Are you leaving room for the unexpected in your music-making?
One way to think about art is in terms of what kind of balance it has between the expected and the unexpected. Or a way to say it more quantitatively is that each piece has a ratio between what’s predictable and what’s unpredictable by the audience that hears it.
A familiar way to discuss these dynamics is to talk about television shows or movies. We describe rom-coms with obvious endings as being corny or predictable, meaning we knew what was going to happen next, perhaps even what would be said next, because we’ve seen the patterns before.
A show like Law & Order or an HGTV home renovation show will follow recognizable formulas and thus will appeal to a certain audience that is comforted by a high ratio of predictability. (No judgment here–I find myself in that audience sometimes if I’m doing my taxes while watching, for example.)
Most of the films by David Lynch will appeal to an audience that savors a much higher ratio of unpredictability.
But regardless of which ratio appeals to you in general or on a particular day, we usually all prefer some kind of balance between them.

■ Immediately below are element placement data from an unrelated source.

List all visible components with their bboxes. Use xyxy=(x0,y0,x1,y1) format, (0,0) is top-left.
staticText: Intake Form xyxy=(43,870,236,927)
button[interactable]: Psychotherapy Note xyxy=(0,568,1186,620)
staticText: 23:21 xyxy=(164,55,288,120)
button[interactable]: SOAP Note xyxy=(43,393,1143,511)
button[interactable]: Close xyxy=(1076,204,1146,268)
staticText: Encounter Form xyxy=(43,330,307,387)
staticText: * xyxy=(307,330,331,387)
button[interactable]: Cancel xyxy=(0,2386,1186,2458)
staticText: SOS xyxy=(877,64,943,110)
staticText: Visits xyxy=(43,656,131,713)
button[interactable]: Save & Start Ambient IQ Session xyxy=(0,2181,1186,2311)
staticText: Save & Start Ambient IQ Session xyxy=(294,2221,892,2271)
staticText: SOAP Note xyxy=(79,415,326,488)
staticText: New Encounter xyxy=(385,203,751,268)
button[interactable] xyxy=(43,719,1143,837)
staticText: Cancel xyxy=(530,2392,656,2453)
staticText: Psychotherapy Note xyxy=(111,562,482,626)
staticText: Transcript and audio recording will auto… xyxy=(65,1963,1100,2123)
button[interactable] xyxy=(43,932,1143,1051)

How does this apply to our music?
Well, one way it shows up is when we’re writing a song or a piece and our hands find themselves retracing the same patterns we’ve played on our instrument many times before. Or we put ourselves into a creative state but our voice sings a melody or in a cadence that is likewise habitual. It’s like we’re stuck in the past.
In these moments, can we pause and invite in the unexpected?
In the Jewish tradition, there’s a ceremony in which an unoccupied chair is reserved for the prophet Elijah. (The ceremony itself could be considered to be more of an editing activity, but the point stands nonetheless.) How else could Elijah himself feel welcomed unless we allowed a specific space for him?
In our songs and in the process itself, can we leave a chair open for the unexpected to sit right down next to us and collaborate?
If there’s no room, how can we expect the unexpected to show up?
In the next few newsletters, I will explore this topic further, but for today, I invite you to ask yourself the question in the most broad way possible:
How can you leave more room in your music for the unexpected?